Sanders mentioned the controversy with President Trump and Carrier. Trump told Hoosier supporters at a rally in 2016 that he was certain he could save their jobs at the manufacturer, which had planned to move a significant amount of its workforce to Mexico. Earlier this year, Carrier began the transition for more than 600 of the jobs that the company had planned on outsourcing. 

“Not a single job,” Sanders said. “That’s what he said during the campaign and that’s what he promised the workers here in Indiana.” 

Sanders said Americans were becoming accustomed to realizing the president was lying. Sanders was joined on stage by Chuck Jones, the recently retired president of United Steelworkers Local 1999, the union that represents employees at companies like Carrier.

“I’m the one that Trump got mean to,” Jones said.

The former union leader publicly feuded with president earlier this year, saying Trump lied about being able to save the manufacturing jobs.
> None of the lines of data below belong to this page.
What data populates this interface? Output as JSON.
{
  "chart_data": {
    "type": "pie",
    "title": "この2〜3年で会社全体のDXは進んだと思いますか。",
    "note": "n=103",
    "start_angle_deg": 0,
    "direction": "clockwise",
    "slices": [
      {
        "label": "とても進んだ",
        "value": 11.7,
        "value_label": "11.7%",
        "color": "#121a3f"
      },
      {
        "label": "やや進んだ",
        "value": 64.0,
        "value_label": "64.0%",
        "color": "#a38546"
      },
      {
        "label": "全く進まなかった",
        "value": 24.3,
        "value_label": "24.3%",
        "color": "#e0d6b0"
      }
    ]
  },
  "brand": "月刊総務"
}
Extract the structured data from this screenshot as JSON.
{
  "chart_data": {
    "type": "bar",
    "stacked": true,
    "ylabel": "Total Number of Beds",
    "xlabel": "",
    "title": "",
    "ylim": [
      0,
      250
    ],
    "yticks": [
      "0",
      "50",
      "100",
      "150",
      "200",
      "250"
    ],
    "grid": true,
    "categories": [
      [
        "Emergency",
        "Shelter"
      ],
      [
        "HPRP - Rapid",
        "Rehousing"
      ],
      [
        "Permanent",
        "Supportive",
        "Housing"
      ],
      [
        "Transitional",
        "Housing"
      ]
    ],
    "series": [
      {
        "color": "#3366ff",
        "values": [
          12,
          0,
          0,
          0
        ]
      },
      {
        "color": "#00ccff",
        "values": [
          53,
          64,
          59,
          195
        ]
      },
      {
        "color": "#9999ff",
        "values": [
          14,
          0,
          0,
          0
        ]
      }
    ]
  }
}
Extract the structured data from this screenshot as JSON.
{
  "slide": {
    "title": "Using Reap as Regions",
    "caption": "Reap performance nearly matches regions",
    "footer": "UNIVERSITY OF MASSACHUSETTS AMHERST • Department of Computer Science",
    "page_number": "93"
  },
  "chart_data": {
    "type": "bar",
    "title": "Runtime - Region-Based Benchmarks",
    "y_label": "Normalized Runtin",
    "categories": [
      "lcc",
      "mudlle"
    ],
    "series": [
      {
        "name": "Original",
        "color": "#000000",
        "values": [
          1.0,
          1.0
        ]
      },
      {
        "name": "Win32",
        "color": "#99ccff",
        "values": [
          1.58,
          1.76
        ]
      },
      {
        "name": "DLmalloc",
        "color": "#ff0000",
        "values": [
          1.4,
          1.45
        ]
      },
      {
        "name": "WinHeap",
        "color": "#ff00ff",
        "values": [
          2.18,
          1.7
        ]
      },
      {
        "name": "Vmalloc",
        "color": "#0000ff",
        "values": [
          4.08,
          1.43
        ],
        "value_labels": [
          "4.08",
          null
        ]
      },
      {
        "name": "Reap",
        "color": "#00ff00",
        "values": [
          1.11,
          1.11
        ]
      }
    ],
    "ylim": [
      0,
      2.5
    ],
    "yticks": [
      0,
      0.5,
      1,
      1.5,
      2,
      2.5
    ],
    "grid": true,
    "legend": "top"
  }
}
Trump responded by criticizing Jones’ performance as a union leader on Twitter. 

But on Monday, Jones took his support for Sanders a step further than even Sanders was willing to go. As he described the turn of events that resulted in Trump’s election, the former union leader said he had never seen as much enthusiasm than when Sanders ran for the same office.

“This might rub some people wrong, but I don’t care,” Jones said. “Then when Bernie got cheated out of the race — and that’s what it was — we had Hillary Clinton and Donald Trump.”

While some people standing behind Jones clapped and cheers were audible, Sanders stared at the floor, instead of nodding the way he had for other parts of the speech. Jones eventually went back to speaking positively of Sanders and the movement for a livable wage. 

In his speech, the senator from Vermont also said he planned to introduce legislation guaranteeing Medicare for all once Congress was back in session. He celebrated the victory of defeating the various Republican-backed health care bills. 

“If Europe can do it, if Scandinavia can do it, we can do it in the United States,” Sanders said. “Healthcare is a right, not a privilege.”